A while back Dr Morbius started a great thread about driving a skull lantern with custom audio instead of the phrases that came with it from the store. He used what everyone calls the toy motor circuit, and it worked great for him. I tried the toy motor circuit and there were a couple of things I did not like. One, you needed a rather strong amplified output hooked up to the circuit and 2) you need a wall wart of computer power supply to power it. I really wanted something that would let me provide the audio, use a line or head phone level output from an mp3 player, and work with batterys.

What I came up with was a modification to the Scary Terry Audio Driver circuit found here: Scary Terry Circuit. I added a Darlington pair (TIP120)on the output to drive the jaw. 









Here is a video of the circuit in action:






Some things about this circuit. It uses a headphone level input from an mp3 player, is adjustable, can drive the jaw and the LED eyes, and it can be connected in parallel with a powered speaker so you can control the volume of the audio without affecting the jaw action.

There were a couple of more things I wanted to add to the circuit. One is a latch that will hold the LED eyes on while talking, instead of flashing. The other is to drive a small motor briefly when the skull starts talking after a brief pause, this would be used to slowly turn the head back and forth. This would give you a talking head to your custom audio that would move back and forth a little while talking. Don't know if I will get the modifications done before Halloween or not.


----------



## samseide (Jun 1, 2010)

Very good hack!
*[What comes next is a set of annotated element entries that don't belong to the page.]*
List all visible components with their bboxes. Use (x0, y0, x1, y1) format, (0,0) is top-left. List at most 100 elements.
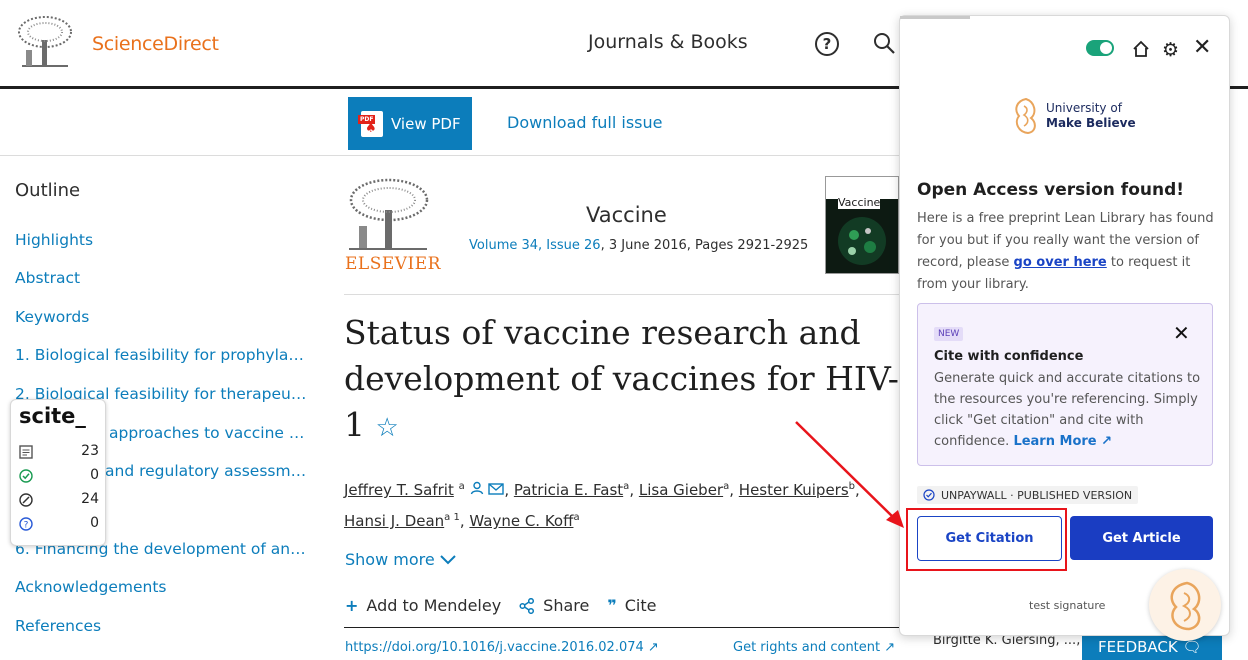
author-name[interactable]: Patricia E. Fast (514, 481, 623, 499)
learn-more-link[interactable]: Learn More ↗ (1013, 434, 1112, 449)
pdf-icon: PDF ♠ (358, 110, 383, 137)
rights-text: Get rights and content (733, 640, 881, 655)
plus-icon: + (345, 596, 359, 615)
document-icon (19, 445, 33, 459)
person-icon[interactable] (470, 481, 484, 495)
university-name: University of Make Believe (1046, 101, 1136, 131)
outline-item-section-4[interactable]: and regulatory assessme… (105, 462, 309, 480)
lean-library-fab[interactable] (1149, 569, 1221, 641)
author-name[interactable]: Hansi J. Dean (344, 512, 444, 530)
author-affiliation: a (573, 512, 580, 523)
gear-icon[interactable]: ⚙ (1162, 39, 1179, 61)
scite-logo: scite_ (19, 404, 86, 428)
contrast-circle-icon (19, 493, 33, 507)
university-line-2: Make Believe (1046, 116, 1136, 130)
new-badge: NEW (934, 327, 964, 341)
share-label: Share (543, 596, 590, 615)
cite-card-title: Cite with confidence (934, 349, 1084, 364)
outline-item-section-1[interactable]: 1. Biological feasibility for prophylact… (15, 346, 310, 364)
cite-with-confidence-card: NEW ✕ Cite with confidence Generate quic… (917, 303, 1213, 466)
scite-row-unclassified[interactable]: ? 0 (19, 515, 99, 535)
author-affiliation: a (623, 481, 630, 492)
author-name[interactable]: Jeffrey T. Safrit (344, 481, 454, 499)
show-more-toggle[interactable]: Show more (345, 550, 456, 569)
elsevier-publisher-logo[interactable] (345, 176, 431, 252)
scite-row-mentions[interactable]: 23 (19, 443, 99, 463)
lean-library-logo-icon (1170, 581, 1201, 631)
issue-info: Volume 34, Issue 26, 3 June 2016, Pages … (469, 238, 808, 253)
help-icon[interactable]: ? (815, 32, 839, 56)
close-icon[interactable]: ✕ (1193, 35, 1211, 60)
scite-row-supporting[interactable]: 0 (19, 467, 99, 487)
scite-count: 0 (90, 515, 99, 531)
go-over-here-link[interactable]: go over here (1014, 255, 1107, 270)
get-article-button[interactable]: Get Article (1070, 516, 1213, 560)
doi-text: https://doi.org/10.1016/j.vaccine.2016.0… (345, 640, 644, 655)
svg-text:?: ? (24, 521, 29, 531)
extension-toggle[interactable] (1086, 40, 1114, 56)
author-affiliation: a 1 (444, 512, 460, 523)
author-name[interactable]: Lisa Gieber (639, 481, 723, 499)
quote-icon: ❞ (607, 596, 617, 615)
learn-more-label: Learn More (1013, 434, 1097, 449)
show-more-label: Show more (345, 550, 435, 569)
article-header-divider (344, 294, 900, 295)
highlight-box (906, 508, 1067, 571)
scite-count: 0 (90, 467, 99, 483)
journal-cover-image[interactable]: Vaccine (825, 176, 899, 274)
external-link-icon: ↗ (884, 640, 896, 655)
toggle-knob (1100, 42, 1112, 54)
scite-count: 24 (81, 491, 99, 507)
outline-item-highlights[interactable]: Highlights (15, 231, 310, 249)
email-icon[interactable] (488, 483, 505, 495)
star-icon[interactable]: ☆ (376, 413, 399, 443)
issue-link[interactable]: Volume 34, Issue 26 (469, 238, 601, 253)
search-icon[interactable] (873, 32, 895, 54)
cite-label: Cite (624, 596, 657, 615)
get-rights-link[interactable]: Get rights and content ↗ (733, 640, 895, 655)
elsevier-tree-logo[interactable] (14, 14, 76, 70)
close-icon[interactable]: ✕ (1173, 321, 1190, 345)
unpaywall-label: UNPAYWALL · PUBLISHED VERSION (941, 488, 1133, 502)
view-pdf-button[interactable]: PDF ♠ View PDF (348, 97, 472, 150)
scite-row-mentioning[interactable]: 24 (19, 491, 99, 511)
unpaywall-badge: UNPAYWALL · PUBLISHED VERSION (917, 486, 1139, 504)
author-name[interactable]: Wayne C. Koff (469, 512, 573, 530)
cite-button[interactable]: ❞ Cite (607, 596, 656, 615)
outline-item-section-3[interactable]: approaches to vaccine dev… (109, 424, 309, 442)
article-actions: + Add to Mendeley Share ❞ Cite (345, 596, 656, 615)
chevron-down-icon (440, 555, 456, 565)
doi-link[interactable]: https://doi.org/10.1016/j.vaccine.2016.0… (345, 640, 659, 655)
download-full-issue-link[interactable]: Download full issue (507, 113, 662, 132)
share-button[interactable]: Share (519, 596, 589, 615)
university-logo (1015, 97, 1036, 135)
sciencedirect-brand[interactable]: ScienceDirect (92, 33, 219, 55)
journal-title[interactable]: Vaccine (586, 203, 667, 227)
view-pdf-label: View PDF (391, 114, 461, 133)
toolbar-divider (0, 155, 900, 156)
outline-item-acknowledgements[interactable]: Acknowledgements (15, 578, 310, 596)
share-icon (519, 597, 535, 614)
acrobat-symbol: ♠ (365, 120, 377, 136)
university-line-1: University of (1046, 101, 1122, 115)
check-circle-icon (19, 469, 33, 483)
mendeley-label: Add to Mendeley (366, 596, 502, 615)
outline-item-references[interactable]: References (15, 617, 310, 635)
signature-text: test signature (1029, 599, 1106, 612)
open-access-heading: Open Access version found! (917, 180, 1185, 200)
journals-books-link[interactable]: Journals & Books (588, 31, 748, 53)
add-to-mendeley-button[interactable]: + Add to Mendeley (345, 596, 501, 615)
outline-item-abstract[interactable]: Abstract (15, 269, 310, 287)
outline-title: Outline (15, 180, 81, 201)
question-circle-icon: ? (19, 517, 33, 531)
check-circle-icon (923, 489, 935, 501)
cite-card-text: Generate quick and accurate citations to… (934, 368, 1202, 452)
outline-item-keywords[interactable]: Keywords (15, 308, 310, 326)
cover-artwork (838, 217, 886, 265)
actions-divider (344, 627, 900, 628)
annotation-arrow-icon (795, 421, 904, 528)
scite-widget[interactable]: scite_ 23 0 24 ? 0 (10, 399, 106, 546)
home-icon[interactable] (1132, 40, 1150, 58)
author-affiliation: a (458, 481, 465, 492)
cover-title: Vaccine (838, 196, 881, 209)
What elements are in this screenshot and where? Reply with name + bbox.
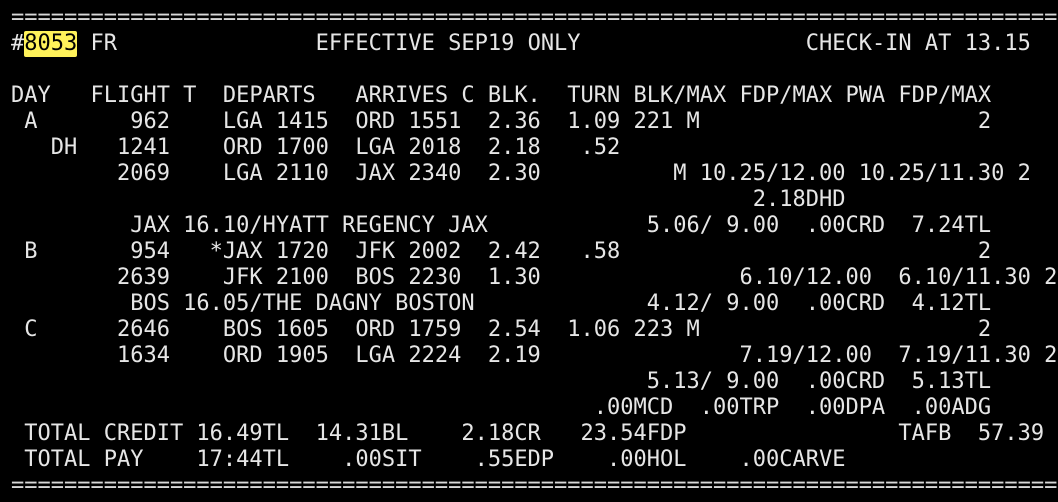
flight-row: 2069 LGA 2110 JAX 2340 2.30 M 10.25/12.0… — [11, 161, 1031, 186]
flight-row: DH 1241 ORD 1700 LGA 2018 2.18 .52 — [11, 135, 621, 160]
column-headers: DAY FLIGHT T DEPARTS ARRIVES C BLK. TURN… — [11, 83, 992, 108]
total-credit-line: TOTAL CREDIT 16.49TL 14.31BL 2.18CR 23.5… — [11, 421, 1045, 446]
header-details: FR EFFECTIVE SEP19 ONLY CHECK-IN AT 13.1… — [77, 31, 1031, 56]
layover-line: JAX 16.10/HYATT REGENCY JAX 5.06/ 9.00 .… — [11, 213, 992, 238]
header-prefix: # — [11, 31, 25, 56]
deadhead-credit-line: 2.18DHD — [11, 187, 846, 212]
flight-row: B 954 *JAX 1720 JFK 2002 2.42 .58 2 — [11, 239, 992, 264]
total-pay-line: TOTAL PAY 17:44TL .00SIT .55EDP .00HOL .… — [11, 447, 846, 472]
top-separator: ========================================… — [11, 5, 1058, 30]
header-line: #8053 FR EFFECTIVE SEP19 ONLY CHECK-IN A… — [11, 31, 1031, 57]
terminal-screen: ========================================… — [0, 0, 1058, 502]
flight-row: C 2646 BOS 1605 ORD 1759 2.54 1.06 223 M… — [11, 317, 992, 342]
pay-adjustments-line: .00MCD .00TRP .00DPA .00ADG — [11, 395, 992, 420]
pairing-number-highlight: 8053 — [24, 31, 78, 57]
flight-row: A 962 LGA 1415 ORD 1551 2.36 1.09 221 M … — [11, 109, 992, 134]
flight-row: 1634 ORD 1905 LGA 2224 2.19 7.19/12.00 7… — [11, 343, 1058, 368]
layover-line: BOS 16.05/THE DAGNY BOSTON 4.12/ 9.00 .0… — [11, 291, 992, 316]
flight-row: 2639 JFK 2100 BOS 2230 1.30 6.10/12.00 6… — [11, 265, 1058, 290]
bottom-separator: ========================================… — [11, 473, 1058, 498]
duty-summary-line: 5.13/ 9.00 .00CRD 5.13TL — [11, 369, 992, 394]
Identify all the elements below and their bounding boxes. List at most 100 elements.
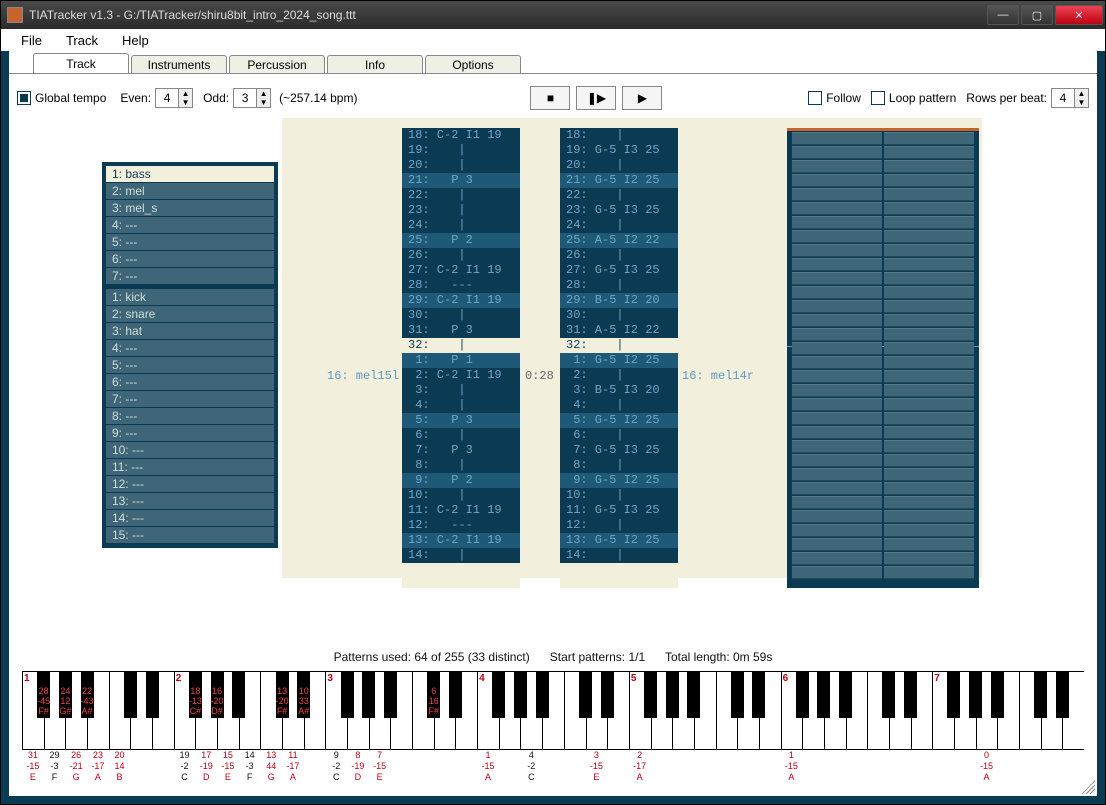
minimap-row[interactable] — [791, 370, 975, 383]
black-key[interactable] — [904, 671, 917, 718]
pattern-row[interactable]: 25: P 2 — [402, 233, 520, 248]
loop-checkbox[interactable] — [871, 91, 885, 105]
menu-file[interactable]: File — [9, 31, 54, 50]
piano-keyboard[interactable]: 123456728 -45 F#24 12 G#22 -43 A#18 -13 … — [22, 671, 1084, 786]
step-button[interactable]: ❚▶ — [576, 86, 616, 110]
list-item[interactable]: 6: --- — [106, 251, 274, 268]
black-key[interactable] — [536, 671, 549, 718]
minimap-row[interactable] — [791, 174, 975, 187]
black-key[interactable] — [687, 671, 700, 718]
minimap-row[interactable] — [791, 314, 975, 327]
pattern-row[interactable]: 11: C-2 I1 19 — [402, 503, 520, 518]
pattern-row[interactable]: 26: | — [402, 248, 520, 263]
list-item[interactable]: 12: --- — [106, 476, 274, 493]
minimap-row[interactable] — [791, 384, 975, 397]
minimap-row[interactable] — [791, 272, 975, 285]
pattern-row[interactable]: 12: | — [560, 518, 678, 533]
list-item[interactable]: 9: --- — [106, 425, 274, 442]
pattern-row[interactable]: 9: G-5 I2 25 — [560, 473, 678, 488]
black-key[interactable] — [384, 671, 397, 718]
maximize-button[interactable]: ▢ — [1021, 5, 1053, 25]
black-key[interactable] — [601, 671, 614, 718]
global-tempo-checkbox[interactable] — [17, 91, 31, 105]
pattern-row[interactable]: 11: G-5 I3 25 — [560, 503, 678, 518]
pattern-row[interactable]: 24: | — [560, 218, 678, 233]
pattern-row[interactable]: 9: P 2 — [402, 473, 520, 488]
minimap-row[interactable] — [791, 132, 975, 145]
black-key[interactable] — [492, 671, 505, 718]
pattern-row[interactable]: 14: | — [402, 548, 520, 563]
menu-help[interactable]: Help — [110, 31, 161, 50]
list-item[interactable]: 2: mel — [106, 183, 274, 200]
list-item[interactable]: 3: mel_s — [106, 200, 274, 217]
pattern-row[interactable]: 23: | — [402, 203, 520, 218]
list-item[interactable]: 4: --- — [106, 217, 274, 234]
pattern-row[interactable]: 4: | — [402, 398, 520, 413]
close-button[interactable]: ✕ — [1055, 5, 1103, 25]
list-item[interactable]: 15: --- — [106, 527, 274, 544]
minimap-row[interactable] — [791, 440, 975, 453]
minimap-row[interactable] — [791, 538, 975, 551]
black-key[interactable] — [124, 671, 137, 718]
list-item[interactable]: 13: --- — [106, 493, 274, 510]
list-item[interactable]: 7: --- — [106, 268, 274, 285]
list-item[interactable]: 7: --- — [106, 391, 274, 408]
list-item[interactable]: 6: --- — [106, 374, 274, 391]
pattern-row[interactable]: 1: G-5 I2 25 — [560, 353, 678, 368]
pattern-row[interactable]: 19: G-5 I3 25 — [560, 143, 678, 158]
black-key[interactable] — [232, 671, 245, 718]
resize-grip[interactable] — [1081, 780, 1095, 794]
black-key[interactable] — [362, 671, 375, 718]
tab-percussion[interactable]: Percussion — [229, 55, 325, 74]
pattern-row[interactable]: 13: G-5 I2 25 — [560, 533, 678, 548]
pattern-column-right[interactable]: 18: | 19: G-5 I3 2520: | 21: G-5 I2 2522… — [560, 128, 678, 588]
percussion-list[interactable]: 1: kick2: snare3: hat4: ---5: ---6: ---7… — [106, 289, 274, 544]
list-item[interactable]: 10: --- — [106, 442, 274, 459]
minimap-row[interactable] — [791, 342, 975, 355]
pattern-row[interactable]: 5: G-5 I2 25 — [560, 413, 678, 428]
pattern-row[interactable]: 13: C-2 I1 19 — [402, 533, 520, 548]
tab-track[interactable]: Track — [33, 53, 129, 74]
minimap-row[interactable] — [791, 244, 975, 257]
pattern-row[interactable]: 20: | — [402, 158, 520, 173]
black-key[interactable] — [752, 671, 765, 718]
chevron-down-icon[interactable]: ▼ — [257, 98, 270, 107]
black-key[interactable] — [146, 671, 159, 718]
pattern-row[interactable]: 27: C-2 I1 19 — [402, 263, 520, 278]
pattern-row[interactable]: 24: | — [402, 218, 520, 233]
chevron-down-icon[interactable]: ▼ — [1075, 98, 1088, 107]
minimap-row[interactable] — [791, 216, 975, 229]
black-key[interactable] — [514, 671, 527, 718]
list-item[interactable]: 1: kick — [106, 289, 274, 306]
tab-instruments[interactable]: Instruments — [131, 55, 227, 74]
pattern-row[interactable]: 27: G-5 I3 25 — [560, 263, 678, 278]
pattern-row[interactable]: 20: | — [560, 158, 678, 173]
tab-info[interactable]: Info — [327, 55, 423, 74]
minimap-row[interactable] — [791, 160, 975, 173]
black-key[interactable] — [947, 671, 960, 718]
titlebar[interactable]: TIATracker v1.3 - G:/TIATracker/shiru8bi… — [1, 1, 1105, 29]
minimap-row[interactable] — [791, 202, 975, 215]
pattern-row[interactable]: 6: | — [560, 428, 678, 443]
black-key[interactable] — [817, 671, 830, 718]
pattern-row[interactable]: 31: A-5 I2 22 — [560, 323, 678, 338]
minimap-row[interactable] — [791, 230, 975, 243]
black-key[interactable] — [666, 671, 679, 718]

How much did you end up spending for all the parts list on this? I built my talking skeleton head using a arduino and a servo but an arduino is $35 then you spend $15 on a servo and it clocks in at $50 before you even add in eyes or other head movement. Was wondering if this ends up being a cheaper option.


----------



## Otaku (Dec 3, 2004)

Cool, John! I've seen some talking skulls at Target this year that have a set of canned phrases, but knowing what a pain they've been to hack I've always passed on buying them. Looks like this circuit fixed that little issue! Nice work - thanks for sharing this.
Just thought of something - does the sound source ground (MP3 player) need to be on the same ground plane as the rest of the circuit?


----------



## heresjohnny (Feb 15, 2006)

samseide, I don't have an exact price list, but its well under $10. The most expensive thing is the 5k pot.

Otaku, if you mean the input (where the mp3 player is plugged in via the jack), yes it shares common ground with the rest of the circuit.


----------



## samseide (Jun 1, 2010)

wow! under $10 is a great price point on these. Gonna have to look into building my skeleton army for next halloween.


----------



## Otaku (Dec 3, 2004)

Hey John, one more question. The line between D1 and R8, is that a connection or a crossover?


----------



## heresjohnny (Feb 15, 2006)

Thats a connection.



Otaku said:


> Hey John, one more question. The line between D1 and R8, is that a connection or a crossover?


----------



## Otaku (Dec 3, 2004)

Cool, thanks.


----------